In additional to legal research skills, lawyers need fact-finding skills –especially when it comes to publicly available information about people. Social networking sites have allowed for a proliferation of online personal information and have added a new dimension to fact-finding on the web. Specifically, it has become important to know how to conduct research on these sites in an ethical manner.
In March, 2009, the Philadelphia Bar Association issued an advisory opinion warning attorneys against using third persons to “friend” witnesses on Facebook in order to gain access to profile information. Since then, there have been a few helpful discussions about how far a lawyer can go to access information found on social networking sites.
In this Law Technology News article, the author discusses how to mine social media for evidence and touches on the ethics of “friending“.

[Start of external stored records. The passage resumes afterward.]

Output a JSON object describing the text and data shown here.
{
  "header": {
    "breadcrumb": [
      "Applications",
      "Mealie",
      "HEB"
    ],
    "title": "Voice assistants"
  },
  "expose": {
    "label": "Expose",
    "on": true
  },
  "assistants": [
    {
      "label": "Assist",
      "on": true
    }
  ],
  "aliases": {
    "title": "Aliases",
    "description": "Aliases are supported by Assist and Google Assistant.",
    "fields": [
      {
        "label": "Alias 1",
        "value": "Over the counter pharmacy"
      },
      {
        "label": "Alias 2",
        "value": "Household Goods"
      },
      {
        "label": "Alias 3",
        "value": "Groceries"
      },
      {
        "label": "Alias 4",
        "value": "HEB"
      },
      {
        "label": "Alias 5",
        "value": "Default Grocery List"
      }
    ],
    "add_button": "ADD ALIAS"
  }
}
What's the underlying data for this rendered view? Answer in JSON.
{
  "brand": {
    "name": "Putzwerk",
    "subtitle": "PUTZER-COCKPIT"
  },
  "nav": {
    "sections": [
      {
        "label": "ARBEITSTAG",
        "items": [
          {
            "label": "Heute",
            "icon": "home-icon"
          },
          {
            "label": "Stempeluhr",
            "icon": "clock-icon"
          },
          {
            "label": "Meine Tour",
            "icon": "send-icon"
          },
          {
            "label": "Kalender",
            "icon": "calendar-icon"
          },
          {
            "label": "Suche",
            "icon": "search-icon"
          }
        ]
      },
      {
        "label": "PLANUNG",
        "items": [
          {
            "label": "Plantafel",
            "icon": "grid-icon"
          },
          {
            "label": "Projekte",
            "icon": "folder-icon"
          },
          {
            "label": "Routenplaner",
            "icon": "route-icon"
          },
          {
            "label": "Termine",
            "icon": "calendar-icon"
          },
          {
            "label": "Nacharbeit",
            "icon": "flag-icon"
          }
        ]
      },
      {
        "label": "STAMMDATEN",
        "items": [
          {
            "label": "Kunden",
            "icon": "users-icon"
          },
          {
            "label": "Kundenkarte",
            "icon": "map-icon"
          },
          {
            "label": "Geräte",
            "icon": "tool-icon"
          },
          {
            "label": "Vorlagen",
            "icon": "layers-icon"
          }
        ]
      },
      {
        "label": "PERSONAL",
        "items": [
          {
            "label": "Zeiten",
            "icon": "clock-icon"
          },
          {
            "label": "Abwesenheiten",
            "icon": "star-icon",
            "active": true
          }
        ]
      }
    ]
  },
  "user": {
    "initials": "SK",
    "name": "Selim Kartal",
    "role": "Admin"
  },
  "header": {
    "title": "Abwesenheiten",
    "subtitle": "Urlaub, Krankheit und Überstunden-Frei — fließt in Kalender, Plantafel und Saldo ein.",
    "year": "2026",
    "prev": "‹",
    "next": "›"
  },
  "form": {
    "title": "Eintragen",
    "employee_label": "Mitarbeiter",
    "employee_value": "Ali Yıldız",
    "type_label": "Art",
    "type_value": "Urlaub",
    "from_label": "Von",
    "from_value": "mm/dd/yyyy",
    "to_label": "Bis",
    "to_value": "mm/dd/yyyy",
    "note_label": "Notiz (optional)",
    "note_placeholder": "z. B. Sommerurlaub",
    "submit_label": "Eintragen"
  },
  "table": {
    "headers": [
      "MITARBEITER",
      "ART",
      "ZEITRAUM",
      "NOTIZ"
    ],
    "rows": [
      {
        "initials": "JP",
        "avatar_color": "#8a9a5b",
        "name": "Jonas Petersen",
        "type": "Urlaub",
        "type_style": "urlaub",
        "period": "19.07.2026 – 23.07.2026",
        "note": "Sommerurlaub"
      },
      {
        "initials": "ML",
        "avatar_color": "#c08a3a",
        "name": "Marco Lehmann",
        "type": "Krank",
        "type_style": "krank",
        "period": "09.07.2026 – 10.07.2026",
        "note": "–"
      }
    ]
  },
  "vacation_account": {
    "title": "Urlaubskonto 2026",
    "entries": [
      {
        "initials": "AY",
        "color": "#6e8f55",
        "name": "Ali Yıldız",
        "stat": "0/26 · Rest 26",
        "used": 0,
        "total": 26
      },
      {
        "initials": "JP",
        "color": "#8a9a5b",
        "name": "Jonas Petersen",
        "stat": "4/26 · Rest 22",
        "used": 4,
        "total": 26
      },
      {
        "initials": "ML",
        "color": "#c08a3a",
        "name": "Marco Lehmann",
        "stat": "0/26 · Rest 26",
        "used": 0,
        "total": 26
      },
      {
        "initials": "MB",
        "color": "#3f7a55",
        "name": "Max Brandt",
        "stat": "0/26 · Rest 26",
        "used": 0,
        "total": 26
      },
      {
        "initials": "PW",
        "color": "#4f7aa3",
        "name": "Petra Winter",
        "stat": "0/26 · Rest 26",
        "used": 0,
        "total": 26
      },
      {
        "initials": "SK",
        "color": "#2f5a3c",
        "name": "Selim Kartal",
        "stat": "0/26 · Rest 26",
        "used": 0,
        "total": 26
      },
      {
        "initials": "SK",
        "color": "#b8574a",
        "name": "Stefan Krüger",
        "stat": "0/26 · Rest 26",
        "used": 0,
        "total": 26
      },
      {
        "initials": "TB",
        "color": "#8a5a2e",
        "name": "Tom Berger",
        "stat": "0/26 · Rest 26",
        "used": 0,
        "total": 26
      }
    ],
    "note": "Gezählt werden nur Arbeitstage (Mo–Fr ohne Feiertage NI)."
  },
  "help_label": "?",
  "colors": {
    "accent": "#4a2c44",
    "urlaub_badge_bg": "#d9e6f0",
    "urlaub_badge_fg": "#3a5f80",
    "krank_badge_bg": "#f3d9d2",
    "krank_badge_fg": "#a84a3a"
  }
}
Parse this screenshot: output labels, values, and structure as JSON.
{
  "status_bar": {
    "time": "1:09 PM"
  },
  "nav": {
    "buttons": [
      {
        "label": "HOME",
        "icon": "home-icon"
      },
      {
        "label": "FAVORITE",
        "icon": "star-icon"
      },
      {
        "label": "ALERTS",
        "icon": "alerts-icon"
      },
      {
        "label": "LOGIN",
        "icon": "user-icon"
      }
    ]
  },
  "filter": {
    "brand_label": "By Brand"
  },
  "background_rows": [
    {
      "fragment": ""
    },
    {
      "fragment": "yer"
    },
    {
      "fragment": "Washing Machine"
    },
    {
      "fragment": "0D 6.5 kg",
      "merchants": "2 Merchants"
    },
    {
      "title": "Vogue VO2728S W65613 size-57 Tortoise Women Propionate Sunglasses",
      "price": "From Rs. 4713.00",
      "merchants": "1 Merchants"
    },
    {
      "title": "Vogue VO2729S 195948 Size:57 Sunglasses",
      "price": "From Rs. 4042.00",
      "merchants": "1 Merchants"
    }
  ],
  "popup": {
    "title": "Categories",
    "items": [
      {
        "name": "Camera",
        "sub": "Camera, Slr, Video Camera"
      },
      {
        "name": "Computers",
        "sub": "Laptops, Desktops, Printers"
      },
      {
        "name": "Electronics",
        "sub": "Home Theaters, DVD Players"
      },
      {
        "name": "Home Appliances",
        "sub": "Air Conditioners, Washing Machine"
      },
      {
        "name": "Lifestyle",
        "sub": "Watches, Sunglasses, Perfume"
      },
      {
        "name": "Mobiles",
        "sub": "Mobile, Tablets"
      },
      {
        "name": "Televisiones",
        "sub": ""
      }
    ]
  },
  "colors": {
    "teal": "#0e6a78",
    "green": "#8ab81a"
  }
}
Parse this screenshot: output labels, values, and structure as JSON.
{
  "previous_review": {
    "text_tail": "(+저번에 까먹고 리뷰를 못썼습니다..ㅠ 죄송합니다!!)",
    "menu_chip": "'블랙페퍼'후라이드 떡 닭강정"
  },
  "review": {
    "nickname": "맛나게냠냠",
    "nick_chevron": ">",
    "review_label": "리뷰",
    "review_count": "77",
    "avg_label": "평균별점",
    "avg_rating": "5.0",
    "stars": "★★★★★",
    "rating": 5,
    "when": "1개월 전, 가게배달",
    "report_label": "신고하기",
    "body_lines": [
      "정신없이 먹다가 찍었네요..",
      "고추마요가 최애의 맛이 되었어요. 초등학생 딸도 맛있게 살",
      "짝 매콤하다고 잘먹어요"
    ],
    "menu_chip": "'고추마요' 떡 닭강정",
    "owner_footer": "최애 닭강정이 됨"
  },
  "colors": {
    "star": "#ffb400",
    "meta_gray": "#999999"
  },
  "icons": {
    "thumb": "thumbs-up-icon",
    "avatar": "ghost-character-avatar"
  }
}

In this article from the New York Law Journal, Ken Strutin offers a detailed discussion on the Philadelphia advisory opinion as well as social media and ethics in the criminal law arena and in New York.
Strutin also has an excellent article in LLRX that discusses court decisions and ethics opinions that provide guidance on pretexting and social networking sites.
Finally, this lawyerist.com post discusses the ethics of changing one’s regional network on a social network site in order to access the profile of a witness in a different region. The preceding articles give a nice overview of the ethics of factual research on social networking sites. I am hoping that in the new decade, we’ll see more analysis and guidance on the topic.